第102章 古い古い願いと今の感情
松本視点
「お前の所為だかんなぁ」
(噛みついてやる!!)
相葉くんを力いっぱい抱きしめ、目の前の首筋にガブっと一噛み。
A「ギャー! イヤぁぁぁ 潤ちゃぁん 食べないでぇ」
相葉くんがバタバタあばれだす。
(食うか! 俺の心の痛みを味わわせてやるだけだ!!)
A「痛いよぉ カズ助けてぇ」
ニノに助けを求める相葉くん。
N「どうどう 潤くん落ち着いて!」
俺の背中をトントン叩くかれた。
(あ゛)
《やめて くれますか?
それ以上すると、貴方の犬耳に息吹き込みますよ?》
頭の中に直接ニノの声が響く。
(みみ!!)
咄嗟に頭を押さえ、相葉くんから離れる。
ニコッと口角を上げるニノ。
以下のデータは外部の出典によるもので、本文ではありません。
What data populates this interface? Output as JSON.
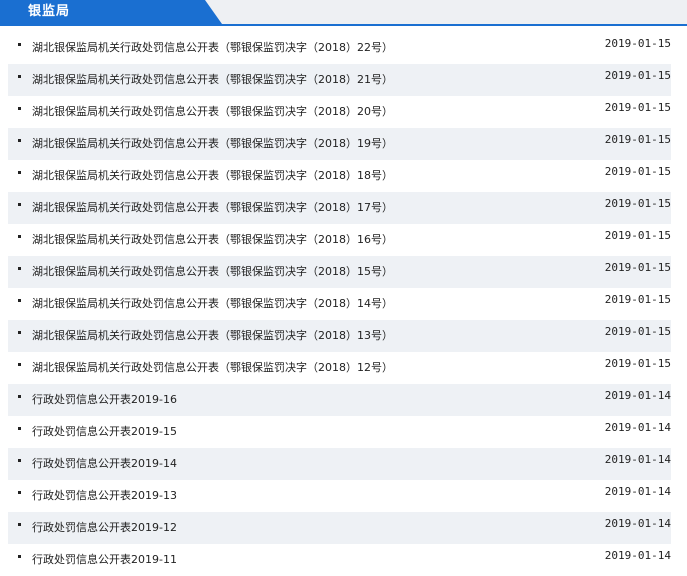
{
  "section": {
    "title": "银监局"
  },
  "items": [
    {
      "title": "湖北银保监局机关行政处罚信息公开表（鄂银保监罚决字（2018）22号）",
      "date": "2019-01-15"
    },
    {
      "title": "湖北银保监局机关行政处罚信息公开表（鄂银保监罚决字（2018）21号）",
      "date": "2019-01-15"
    },
    {
      "title": "湖北银保监局机关行政处罚信息公开表（鄂银保监罚决字（2018）20号）",
      "date": "2019-01-15"
    },
    {
      "title": "湖北银保监局机关行政处罚信息公开表（鄂银保监罚决字（2018）19号）",
      "date": "2019-01-15"
    },
    {
      "title": "湖北银保监局机关行政处罚信息公开表（鄂银保监罚决字（2018）18号）",
      "date": "2019-01-15"
    },
    {
      "title": "湖北银保监局机关行政处罚信息公开表（鄂银保监罚决字（2018）17号）",
      "date": "2019-01-15"
    },
    {
      "title": "湖北银保监局机关行政处罚信息公开表（鄂银保监罚决字（2018）16号）",
      "date": "2019-01-15"
    },
    {
      "title": "湖北银保监局机关行政处罚信息公开表（鄂银保监罚决字（2018）15号）",
      "date": "2019-01-15"
    },
    {
      "title": "湖北银保监局机关行政处罚信息公开表（鄂银保监罚决字（2018）14号）",
      "date": "2019-01-15"
    },
    {
      "title": "湖北银保监局机关行政处罚信息公开表（鄂银保监罚决字（2018）13号）",
      "date": "2019-01-15"
    },
    {
      "title": "湖北银保监局机关行政处罚信息公开表（鄂银保监罚决字（2018）12号）",
      "date": "2019-01-15"
    },
    {
      "title": "行政处罚信息公开表2019-16",
      "date": "2019-01-14"
    },
    {
      "title": "行政处罚信息公开表2019-15",
      "date": "2019-01-14"
    },
    {
      "title": "行政处罚信息公开表2019-14",
      "date": "2019-01-14"
    },
    {
      "title": "行政处罚信息公开表2019-13",
      "date": "2019-01-14"
    },
    {
      "title": "行政处罚信息公开表2019-12",
      "date": "2019-01-14"
    },
    {
      "title": "行政处罚信息公开表2019-11",
      "date": "2019-01-14"
    }
  ]
}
でも、目は笑っていない。
(なんだよ)
「どいつもこいつも(俺以外を!!)あーやってらんねー」
頭を抱えてしゃがみ込む。
(俺は 俺はいっつも みんな 一緒にぃぃ)
髪をガシガシかく。
N「もう そんなに イライラしないでよ」
ニノが俺の横にしゃがむ。
「だって…」
ぼんやり記憶がよみがえる。
(あの時は、まだ何もできない ガキだった)
N「俺たちうまくやってるよ?」
優しい声のニノ。
「うまくやれてる?」
ゆっくり顔を上げる。
N「うん」
小さく頷くニノが拳を出す。
(ごめん…な…)
その拳に俺の拳をコンと当てる。
ニノがニコッと笑って一緒に立ち上がる。
首や腕を触っている相葉くん。
(そんなに強く噛んでないけどなぁ)
ニノが相葉くんの方に行く。
(ニノにも、言ってないけど…
ここは 神域 俺の潤としての記憶より 昔の魂の記憶の方が前に前に溢れてくる…
だから 鮮明に 映像が出てくる。
冷たく横たわる柾吉殿 血だらけで泣き続ける祥太郎様 呆然と立ち尽くす宮様
そして 刃を向けた先の表情のない御仁…
俺は あの時…)
モモ{ボス お心をお沈めください…}
俺の体を包み込むモモの温かさ。
(大丈夫だ…)
大きく深呼吸して顔を上げる。
(みんな 生きている 俺の側に居てくれる…)
スリスリしてくれるモモの頬を撫ぜ返す。